J'entends déjà certains affirmer que le Gouvernement est très engagé sur le sujet, et que La République en marche, se souciant des enfants pauvres, propose déjà la cantine à 1 euro. Nos collègues de la majorité, qui auraient, me dit-on, le souci du bien manger, promettent pour cela 20 % de bio dans les cantines d'ici à 2022. En réalité, ces mesures sont à des années-lumière du nécessaire et de l'urgence à la fois climatique, sanitaire et sociale que j'évoquais il y a quelques instants.

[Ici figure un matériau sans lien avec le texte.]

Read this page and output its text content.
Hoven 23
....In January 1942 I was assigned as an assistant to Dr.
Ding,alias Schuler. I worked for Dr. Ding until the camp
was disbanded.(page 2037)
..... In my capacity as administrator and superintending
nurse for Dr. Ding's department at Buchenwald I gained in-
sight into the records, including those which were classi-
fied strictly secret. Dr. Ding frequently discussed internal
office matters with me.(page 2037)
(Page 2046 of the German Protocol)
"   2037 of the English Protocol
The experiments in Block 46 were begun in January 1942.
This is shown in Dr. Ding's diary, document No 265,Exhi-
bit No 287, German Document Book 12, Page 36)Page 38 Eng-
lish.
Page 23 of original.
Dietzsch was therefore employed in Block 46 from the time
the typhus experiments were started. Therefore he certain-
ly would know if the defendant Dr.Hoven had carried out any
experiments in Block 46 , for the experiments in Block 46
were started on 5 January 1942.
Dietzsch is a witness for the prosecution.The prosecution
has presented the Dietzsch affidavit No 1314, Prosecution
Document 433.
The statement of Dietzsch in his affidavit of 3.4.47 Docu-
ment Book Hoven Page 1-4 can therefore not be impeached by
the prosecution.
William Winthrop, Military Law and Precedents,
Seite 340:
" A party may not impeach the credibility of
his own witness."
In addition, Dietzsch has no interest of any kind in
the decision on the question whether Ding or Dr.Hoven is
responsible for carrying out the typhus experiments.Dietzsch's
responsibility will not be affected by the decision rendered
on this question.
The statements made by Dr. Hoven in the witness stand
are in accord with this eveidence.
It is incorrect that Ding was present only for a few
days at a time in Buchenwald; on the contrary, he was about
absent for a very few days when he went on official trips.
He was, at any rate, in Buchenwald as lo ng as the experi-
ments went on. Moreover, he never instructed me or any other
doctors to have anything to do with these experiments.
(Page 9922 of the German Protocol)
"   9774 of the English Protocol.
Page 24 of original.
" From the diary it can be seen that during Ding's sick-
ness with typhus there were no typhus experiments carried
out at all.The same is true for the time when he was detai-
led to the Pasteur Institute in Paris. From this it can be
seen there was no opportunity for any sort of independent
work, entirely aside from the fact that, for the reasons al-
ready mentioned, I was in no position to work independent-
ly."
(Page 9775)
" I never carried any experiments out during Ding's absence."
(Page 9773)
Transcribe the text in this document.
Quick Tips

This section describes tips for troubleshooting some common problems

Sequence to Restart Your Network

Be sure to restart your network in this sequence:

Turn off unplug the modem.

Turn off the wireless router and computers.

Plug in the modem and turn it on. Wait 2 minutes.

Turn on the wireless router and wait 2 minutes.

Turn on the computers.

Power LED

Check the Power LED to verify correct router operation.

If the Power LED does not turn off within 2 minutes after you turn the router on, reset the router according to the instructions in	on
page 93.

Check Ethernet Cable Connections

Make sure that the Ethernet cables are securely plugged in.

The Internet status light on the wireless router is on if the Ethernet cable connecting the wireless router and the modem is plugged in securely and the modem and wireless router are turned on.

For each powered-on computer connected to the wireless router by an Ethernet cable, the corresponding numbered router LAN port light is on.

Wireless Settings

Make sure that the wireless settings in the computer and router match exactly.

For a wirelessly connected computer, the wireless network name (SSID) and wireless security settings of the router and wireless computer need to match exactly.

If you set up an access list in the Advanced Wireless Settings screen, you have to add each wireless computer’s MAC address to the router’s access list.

Parlons tout d'abord de la gratuité des cantines. Aujourd'hui, ce sont pas moins de 40 % des enfants issus de milieux très défavorisés qui ne sont pas inscrits à la cantine de leur établissement, et cette proportion atteint même 75 % dans les établissements classés en zone d'éducation prioritaire renforcée (REP+) – de mémoire, seulement 17 % des enfants des milieux plus favorisés ne fréquentent pas la cantine. Au sein des établissements classés en REP, les trois quarts des enfants pauvres ne vont pas à la cantine parce qu'elle est trop chère.

Relevons également que le fait pour un enfant de ne pas manger à la cantine oblige généralement sa mère à rester à la maison pour lui préparer son repas, ce qui empêche de nombreuses femmes de se socialiser et de chercher un emploi. En permettant aux personnes concernées de sortir de cette situation, notre proposition revêt donc un aspect vertueux supplémentaire, relatif à l'égalité hommes-femmes.

Derrière les chiffres, il y a des conséquences graves en termes de santé publique. L'obésité infantile progresse d'année en année sous les coups de boutoir de la malbouffe, de la consommation excessive de viande et des produits ultra-transformés. Les enfants pauvres ont quatre fois plus de chances d'en être victimes que les enfants de milieux socialement favorisés. Sans cantine pour apprendre les bonnes pratiques alimentaires et manger sainement au moins un repas par jour, cela n'est évidemment pas près de s'arranger. C'est pourquoi les pouvoirs publics doivent s'engager fortement pour améliorer la situation.

Les propositions qu'a faites le Gouvernement sont très insuffisantes pour répondre au défi qui se présente à nous. Le plan prévoyant un petit-déjeuner gratuit à l'école ainsi que la cantine à 1 euro sont des mesures relevant de la pure communication. Beaucoup de communes proposent déjà aux familles les plus démunies des repas à un prix inférieur ou égal à 1 euro. Je ne pense pas que ces familles voient un motif de se réjouir dans le fait qu'on leur promette une chose qui existe déjà… J'ajoute que, dans certaines communes confrontées à d'importantes difficultés financières, l'aide de 2 euros par repas proposée par le Gouvernement ne suffira pas pour que les repas soient servis à 1 euro. Une telle mesure ne pourrait, en effet, être mise en oeuvre qu'au prix de pertes financières pour des collectivités qui, nous le savons, sont déjà étranglées par les mesures d'austérité budgétaire qu'on leur impose.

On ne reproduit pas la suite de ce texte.